Este gesto de 2 minutos tras cada asado evita que la grasa se carbonice y arruine el sabor de la próxima comida.
Cenizas, grasa y mantenimiento general
Las cenizas se retiran en frío, nunca en caliente: guárdalas en un recipiente metálico hasta que estén completamente apagadas, porque pueden mantener brasas vivas durante horas.
Limpia la bandeja de grasa y el interior con agua caliente y jabón desengrasante, aclara y seca bien: la humedad es la principal causa de óxido.
Frecuencia y cuidados estacionales
Después de cada uso: cepillado en caliente. Cada 4-6 asados: limpieza a fondo de bandejas y quemadores. Al final de temporada: desmonta lo desmontable, limpia, seca y guarda bajo funda en un lugar seco.
En barbacoas de gas, revisa además los orificios de los quemadores con un cepillo fino y comprueba que no haya obstrucciones antes de la primera barbacoa del año.

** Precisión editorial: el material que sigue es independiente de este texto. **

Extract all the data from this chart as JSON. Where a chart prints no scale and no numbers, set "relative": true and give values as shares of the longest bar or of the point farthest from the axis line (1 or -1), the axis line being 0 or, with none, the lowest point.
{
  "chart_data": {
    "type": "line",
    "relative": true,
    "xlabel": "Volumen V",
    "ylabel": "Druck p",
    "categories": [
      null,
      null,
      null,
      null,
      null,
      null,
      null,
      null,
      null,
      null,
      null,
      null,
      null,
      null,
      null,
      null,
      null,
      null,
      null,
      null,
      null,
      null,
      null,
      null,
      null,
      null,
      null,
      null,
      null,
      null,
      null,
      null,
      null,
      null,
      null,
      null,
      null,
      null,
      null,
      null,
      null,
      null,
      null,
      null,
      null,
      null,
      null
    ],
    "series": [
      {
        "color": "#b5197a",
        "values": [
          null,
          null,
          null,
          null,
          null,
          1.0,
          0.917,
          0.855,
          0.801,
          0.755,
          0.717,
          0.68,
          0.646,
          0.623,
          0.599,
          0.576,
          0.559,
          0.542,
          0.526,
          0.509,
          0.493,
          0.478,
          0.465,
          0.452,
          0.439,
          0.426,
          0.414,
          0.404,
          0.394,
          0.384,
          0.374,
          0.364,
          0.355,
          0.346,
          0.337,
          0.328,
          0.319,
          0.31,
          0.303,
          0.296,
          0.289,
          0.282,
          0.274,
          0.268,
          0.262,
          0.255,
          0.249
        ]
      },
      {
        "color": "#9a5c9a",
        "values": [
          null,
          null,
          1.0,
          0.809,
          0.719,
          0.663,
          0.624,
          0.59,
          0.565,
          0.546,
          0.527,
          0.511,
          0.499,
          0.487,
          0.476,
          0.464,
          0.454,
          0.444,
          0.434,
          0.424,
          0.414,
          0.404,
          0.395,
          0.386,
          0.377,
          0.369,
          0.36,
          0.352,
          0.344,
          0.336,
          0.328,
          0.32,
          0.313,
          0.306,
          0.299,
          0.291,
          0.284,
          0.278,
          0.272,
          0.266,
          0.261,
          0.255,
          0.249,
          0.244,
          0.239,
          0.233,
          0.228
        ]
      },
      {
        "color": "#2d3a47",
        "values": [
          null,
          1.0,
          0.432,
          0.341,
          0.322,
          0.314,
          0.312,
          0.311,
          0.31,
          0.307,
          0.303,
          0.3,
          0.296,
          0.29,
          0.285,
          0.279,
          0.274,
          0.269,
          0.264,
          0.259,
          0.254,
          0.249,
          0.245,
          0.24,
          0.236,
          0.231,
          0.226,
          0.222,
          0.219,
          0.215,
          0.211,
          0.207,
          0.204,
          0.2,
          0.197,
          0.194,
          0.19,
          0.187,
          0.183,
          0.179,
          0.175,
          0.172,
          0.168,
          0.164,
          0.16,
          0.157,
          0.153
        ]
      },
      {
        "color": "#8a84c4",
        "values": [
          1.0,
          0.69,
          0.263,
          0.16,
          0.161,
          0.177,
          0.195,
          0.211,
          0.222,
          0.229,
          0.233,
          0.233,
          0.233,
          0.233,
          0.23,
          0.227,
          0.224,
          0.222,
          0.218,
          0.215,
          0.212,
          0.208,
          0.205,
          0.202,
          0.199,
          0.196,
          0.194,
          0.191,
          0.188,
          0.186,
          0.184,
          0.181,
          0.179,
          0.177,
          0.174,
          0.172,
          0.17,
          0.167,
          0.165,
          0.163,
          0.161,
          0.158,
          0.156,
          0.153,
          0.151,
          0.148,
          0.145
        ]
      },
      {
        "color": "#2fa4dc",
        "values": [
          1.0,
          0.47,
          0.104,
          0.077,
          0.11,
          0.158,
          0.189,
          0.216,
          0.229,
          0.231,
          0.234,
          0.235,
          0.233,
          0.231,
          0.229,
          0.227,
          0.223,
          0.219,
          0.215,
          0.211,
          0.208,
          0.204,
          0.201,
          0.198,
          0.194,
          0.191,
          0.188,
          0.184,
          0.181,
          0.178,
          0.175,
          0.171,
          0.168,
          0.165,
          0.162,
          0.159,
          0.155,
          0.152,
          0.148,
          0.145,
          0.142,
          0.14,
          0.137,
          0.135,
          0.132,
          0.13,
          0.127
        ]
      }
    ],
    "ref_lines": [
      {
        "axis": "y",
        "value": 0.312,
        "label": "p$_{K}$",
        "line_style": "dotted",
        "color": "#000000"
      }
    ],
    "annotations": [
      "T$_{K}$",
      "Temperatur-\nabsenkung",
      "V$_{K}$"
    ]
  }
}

Rutina de limpieza en 5 pasos
La parrilla debe estar templada: suficiente para soltar la grasa, no para quemarte.
Cepillo de acero en seco, en el sentido de la rejilla, hasta que queden limpias.
Agua caliente, jabón desengrasante y una esponja; aclara con abundante agua.
Recógelas con una pala y guárdalas en un cubo metálico hasta que se apaguen.
Secado completo con trapo y funda puesta: la humedad es la enemiga número uno.